Sellers felt positively heroic.
“What the story is saying, though, is that people who devote their energies to fighting are helping neither themselves nor others. Whereas someone who enjoys life and spends their days having fun and feeling happy—remember, in the story the words ‘greedy’ and ‘selfish’ are negative value judgments unilaterally imposed by the sister whose every moment is spent fighting. The other sister would probably describe herself as fun-loving and jolly—someone who makes sure to enjoy all life has to offer! Someone like you.”
Lane smiled. “I hope you don’t mind my saying so, but you have a strong positive energy about you. I think you’re someone with a real zest for life, aren’t you?”
“Undoubtedly. But . . . well, some would say not in a good way. I don’t always . . . behave all that well. Anyway, I think you’re right about the moral of the story. This case has brought me into contact with a journalist who shares a personality type with the fighting, negative sister. She claims to be fighting for justice and equality, but all she does is spew venom all day long.”
“How sad.” Lane looked shocked and pressed the palm of her hand flat against her collarbone. Sellers wondered if the words “spew venom” had been too much for her.

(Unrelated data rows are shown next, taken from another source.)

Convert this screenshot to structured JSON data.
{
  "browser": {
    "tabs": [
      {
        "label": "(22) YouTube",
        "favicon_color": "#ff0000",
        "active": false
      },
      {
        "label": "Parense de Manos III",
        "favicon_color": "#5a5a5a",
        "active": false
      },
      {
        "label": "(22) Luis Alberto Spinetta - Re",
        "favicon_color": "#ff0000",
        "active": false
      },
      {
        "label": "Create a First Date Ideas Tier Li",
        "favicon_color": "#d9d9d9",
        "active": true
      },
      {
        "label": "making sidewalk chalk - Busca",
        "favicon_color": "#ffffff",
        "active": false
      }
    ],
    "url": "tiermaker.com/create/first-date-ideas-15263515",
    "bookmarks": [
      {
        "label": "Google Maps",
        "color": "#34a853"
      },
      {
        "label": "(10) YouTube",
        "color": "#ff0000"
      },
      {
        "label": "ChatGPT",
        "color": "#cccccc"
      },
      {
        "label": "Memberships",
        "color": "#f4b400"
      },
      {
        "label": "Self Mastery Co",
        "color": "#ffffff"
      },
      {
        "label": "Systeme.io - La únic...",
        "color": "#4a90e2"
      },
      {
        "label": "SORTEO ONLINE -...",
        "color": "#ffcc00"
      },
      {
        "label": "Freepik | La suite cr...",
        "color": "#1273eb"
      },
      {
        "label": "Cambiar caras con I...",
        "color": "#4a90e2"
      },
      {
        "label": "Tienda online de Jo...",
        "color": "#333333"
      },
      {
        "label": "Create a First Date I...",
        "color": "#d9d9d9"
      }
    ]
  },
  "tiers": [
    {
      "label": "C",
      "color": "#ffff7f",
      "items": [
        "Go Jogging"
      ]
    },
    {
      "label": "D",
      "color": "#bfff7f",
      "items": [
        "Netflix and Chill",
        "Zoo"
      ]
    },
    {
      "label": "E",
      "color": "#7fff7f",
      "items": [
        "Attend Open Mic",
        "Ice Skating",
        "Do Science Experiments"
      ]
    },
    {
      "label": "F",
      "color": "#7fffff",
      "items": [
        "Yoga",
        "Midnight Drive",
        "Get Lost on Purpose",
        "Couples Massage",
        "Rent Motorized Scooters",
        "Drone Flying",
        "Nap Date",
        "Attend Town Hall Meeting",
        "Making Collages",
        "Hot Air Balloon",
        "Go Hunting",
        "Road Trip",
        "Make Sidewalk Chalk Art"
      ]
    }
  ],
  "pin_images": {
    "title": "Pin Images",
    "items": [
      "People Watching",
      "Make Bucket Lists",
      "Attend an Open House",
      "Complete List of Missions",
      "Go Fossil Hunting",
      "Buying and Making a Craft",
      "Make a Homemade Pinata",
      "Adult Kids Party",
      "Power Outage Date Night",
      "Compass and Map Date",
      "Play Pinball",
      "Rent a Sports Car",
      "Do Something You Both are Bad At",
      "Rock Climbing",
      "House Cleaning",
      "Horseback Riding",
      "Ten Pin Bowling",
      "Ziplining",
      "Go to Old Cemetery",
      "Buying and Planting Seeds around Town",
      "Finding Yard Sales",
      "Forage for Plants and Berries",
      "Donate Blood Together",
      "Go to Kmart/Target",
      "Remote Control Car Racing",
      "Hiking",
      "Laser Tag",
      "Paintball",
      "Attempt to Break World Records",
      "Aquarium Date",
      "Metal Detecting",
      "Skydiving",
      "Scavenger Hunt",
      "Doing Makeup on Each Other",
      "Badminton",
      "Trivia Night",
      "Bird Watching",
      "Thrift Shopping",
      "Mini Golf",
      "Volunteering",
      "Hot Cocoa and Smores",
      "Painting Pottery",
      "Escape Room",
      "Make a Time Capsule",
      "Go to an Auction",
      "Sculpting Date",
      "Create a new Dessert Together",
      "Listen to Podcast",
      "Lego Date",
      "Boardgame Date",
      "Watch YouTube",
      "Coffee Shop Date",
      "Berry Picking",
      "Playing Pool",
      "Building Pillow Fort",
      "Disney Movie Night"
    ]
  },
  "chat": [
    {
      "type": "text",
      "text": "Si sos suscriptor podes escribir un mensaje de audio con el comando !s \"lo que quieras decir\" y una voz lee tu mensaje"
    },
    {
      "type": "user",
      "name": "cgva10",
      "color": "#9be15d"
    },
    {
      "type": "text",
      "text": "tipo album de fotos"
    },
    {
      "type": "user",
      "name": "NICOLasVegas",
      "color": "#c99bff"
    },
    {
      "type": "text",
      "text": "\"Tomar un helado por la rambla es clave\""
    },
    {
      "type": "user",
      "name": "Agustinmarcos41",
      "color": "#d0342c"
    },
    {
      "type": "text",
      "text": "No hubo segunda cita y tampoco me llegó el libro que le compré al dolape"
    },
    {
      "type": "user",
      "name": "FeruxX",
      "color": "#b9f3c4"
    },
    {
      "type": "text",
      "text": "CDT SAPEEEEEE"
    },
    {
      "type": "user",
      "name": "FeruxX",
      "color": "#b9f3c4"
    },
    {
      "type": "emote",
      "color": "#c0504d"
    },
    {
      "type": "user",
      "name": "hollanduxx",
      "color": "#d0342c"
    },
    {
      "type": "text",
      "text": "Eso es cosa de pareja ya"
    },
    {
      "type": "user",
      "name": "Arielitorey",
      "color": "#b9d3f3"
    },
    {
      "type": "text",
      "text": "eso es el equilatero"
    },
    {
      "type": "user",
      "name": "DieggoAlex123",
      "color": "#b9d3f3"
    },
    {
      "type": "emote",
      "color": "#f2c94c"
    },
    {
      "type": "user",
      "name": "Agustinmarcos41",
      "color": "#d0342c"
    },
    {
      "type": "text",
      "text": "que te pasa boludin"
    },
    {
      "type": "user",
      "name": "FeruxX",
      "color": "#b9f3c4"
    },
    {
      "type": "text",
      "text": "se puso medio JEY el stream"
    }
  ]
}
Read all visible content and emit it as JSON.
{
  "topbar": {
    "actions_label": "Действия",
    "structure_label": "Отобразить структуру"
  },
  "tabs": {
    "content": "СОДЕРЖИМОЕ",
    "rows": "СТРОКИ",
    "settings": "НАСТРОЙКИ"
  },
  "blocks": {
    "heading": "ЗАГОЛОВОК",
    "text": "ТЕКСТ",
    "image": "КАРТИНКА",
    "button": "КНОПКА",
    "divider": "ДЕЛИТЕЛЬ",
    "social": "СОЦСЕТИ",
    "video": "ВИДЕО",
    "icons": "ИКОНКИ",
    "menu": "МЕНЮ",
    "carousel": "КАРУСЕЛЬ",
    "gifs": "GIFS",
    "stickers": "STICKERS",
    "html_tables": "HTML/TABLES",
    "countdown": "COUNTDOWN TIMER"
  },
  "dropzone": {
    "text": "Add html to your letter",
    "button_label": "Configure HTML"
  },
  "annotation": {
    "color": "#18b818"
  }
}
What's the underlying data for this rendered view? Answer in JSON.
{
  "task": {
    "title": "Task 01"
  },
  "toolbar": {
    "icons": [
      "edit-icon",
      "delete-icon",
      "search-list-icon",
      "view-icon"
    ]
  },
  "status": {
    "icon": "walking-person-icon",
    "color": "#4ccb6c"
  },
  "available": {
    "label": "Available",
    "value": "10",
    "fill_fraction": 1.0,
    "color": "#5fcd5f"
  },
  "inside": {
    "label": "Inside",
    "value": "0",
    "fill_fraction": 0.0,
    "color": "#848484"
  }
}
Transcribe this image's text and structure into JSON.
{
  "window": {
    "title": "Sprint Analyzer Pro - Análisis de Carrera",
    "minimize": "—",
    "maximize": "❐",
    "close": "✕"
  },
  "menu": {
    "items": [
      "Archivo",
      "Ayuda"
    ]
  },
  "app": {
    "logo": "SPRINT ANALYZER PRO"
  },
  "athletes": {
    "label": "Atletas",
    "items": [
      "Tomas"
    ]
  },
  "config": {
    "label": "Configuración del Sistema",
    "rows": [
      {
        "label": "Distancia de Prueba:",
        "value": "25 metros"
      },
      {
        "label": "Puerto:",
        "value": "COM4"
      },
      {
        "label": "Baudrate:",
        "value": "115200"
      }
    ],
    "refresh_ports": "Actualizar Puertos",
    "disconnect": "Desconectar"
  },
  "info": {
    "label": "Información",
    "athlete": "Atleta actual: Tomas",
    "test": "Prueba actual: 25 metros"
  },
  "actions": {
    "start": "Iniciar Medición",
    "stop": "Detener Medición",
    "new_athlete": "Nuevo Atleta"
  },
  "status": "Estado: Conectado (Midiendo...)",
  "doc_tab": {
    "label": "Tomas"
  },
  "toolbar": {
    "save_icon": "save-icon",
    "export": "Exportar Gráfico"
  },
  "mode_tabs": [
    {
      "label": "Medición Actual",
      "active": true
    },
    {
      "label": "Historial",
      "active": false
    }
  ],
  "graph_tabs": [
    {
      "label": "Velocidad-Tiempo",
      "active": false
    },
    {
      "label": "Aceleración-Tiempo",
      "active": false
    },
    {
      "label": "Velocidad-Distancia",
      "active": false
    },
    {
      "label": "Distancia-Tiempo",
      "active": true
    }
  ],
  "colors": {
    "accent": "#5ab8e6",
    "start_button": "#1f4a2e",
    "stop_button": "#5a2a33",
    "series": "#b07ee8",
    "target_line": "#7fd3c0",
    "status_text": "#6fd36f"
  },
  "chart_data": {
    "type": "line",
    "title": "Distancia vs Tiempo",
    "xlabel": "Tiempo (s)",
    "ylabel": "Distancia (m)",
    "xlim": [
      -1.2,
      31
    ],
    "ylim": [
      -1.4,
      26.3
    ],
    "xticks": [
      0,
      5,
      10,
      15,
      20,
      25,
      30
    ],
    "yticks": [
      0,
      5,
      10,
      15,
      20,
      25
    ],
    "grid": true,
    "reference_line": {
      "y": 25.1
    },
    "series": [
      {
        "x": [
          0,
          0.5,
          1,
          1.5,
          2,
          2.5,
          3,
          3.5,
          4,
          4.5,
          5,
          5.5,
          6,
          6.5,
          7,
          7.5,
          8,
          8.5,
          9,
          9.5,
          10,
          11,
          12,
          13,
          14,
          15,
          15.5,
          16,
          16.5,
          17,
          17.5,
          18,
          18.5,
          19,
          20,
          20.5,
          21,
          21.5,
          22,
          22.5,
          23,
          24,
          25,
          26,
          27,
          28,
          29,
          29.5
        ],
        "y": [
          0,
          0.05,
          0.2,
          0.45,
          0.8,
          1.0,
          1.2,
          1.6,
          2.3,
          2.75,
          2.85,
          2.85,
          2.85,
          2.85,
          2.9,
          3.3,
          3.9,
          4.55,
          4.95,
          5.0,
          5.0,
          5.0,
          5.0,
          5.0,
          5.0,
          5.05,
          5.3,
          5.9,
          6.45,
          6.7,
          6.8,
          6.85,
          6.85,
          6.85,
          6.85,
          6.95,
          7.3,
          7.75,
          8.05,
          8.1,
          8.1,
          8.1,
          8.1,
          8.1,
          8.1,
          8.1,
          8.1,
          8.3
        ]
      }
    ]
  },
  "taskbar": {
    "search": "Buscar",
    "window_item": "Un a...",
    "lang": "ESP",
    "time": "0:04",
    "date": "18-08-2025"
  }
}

“To take your two points one by one . . .” she said. “Nobody always behaves well. It isn’t only you. If you’ll pardon my outspokenness, I do sense that you have many clouds close to the surface, but I sense more strongly that if you could clear those clouds away, your positive energy would burn even brighter than it does at present. You’re someone who is capable of doing endless good in our world. I hope you know that. I felt it as soon as I opened the door.”
Sellers didn’t know it, and wasn’t sure he wanted to. He concentrated on sipping his water, to avoid eye contact.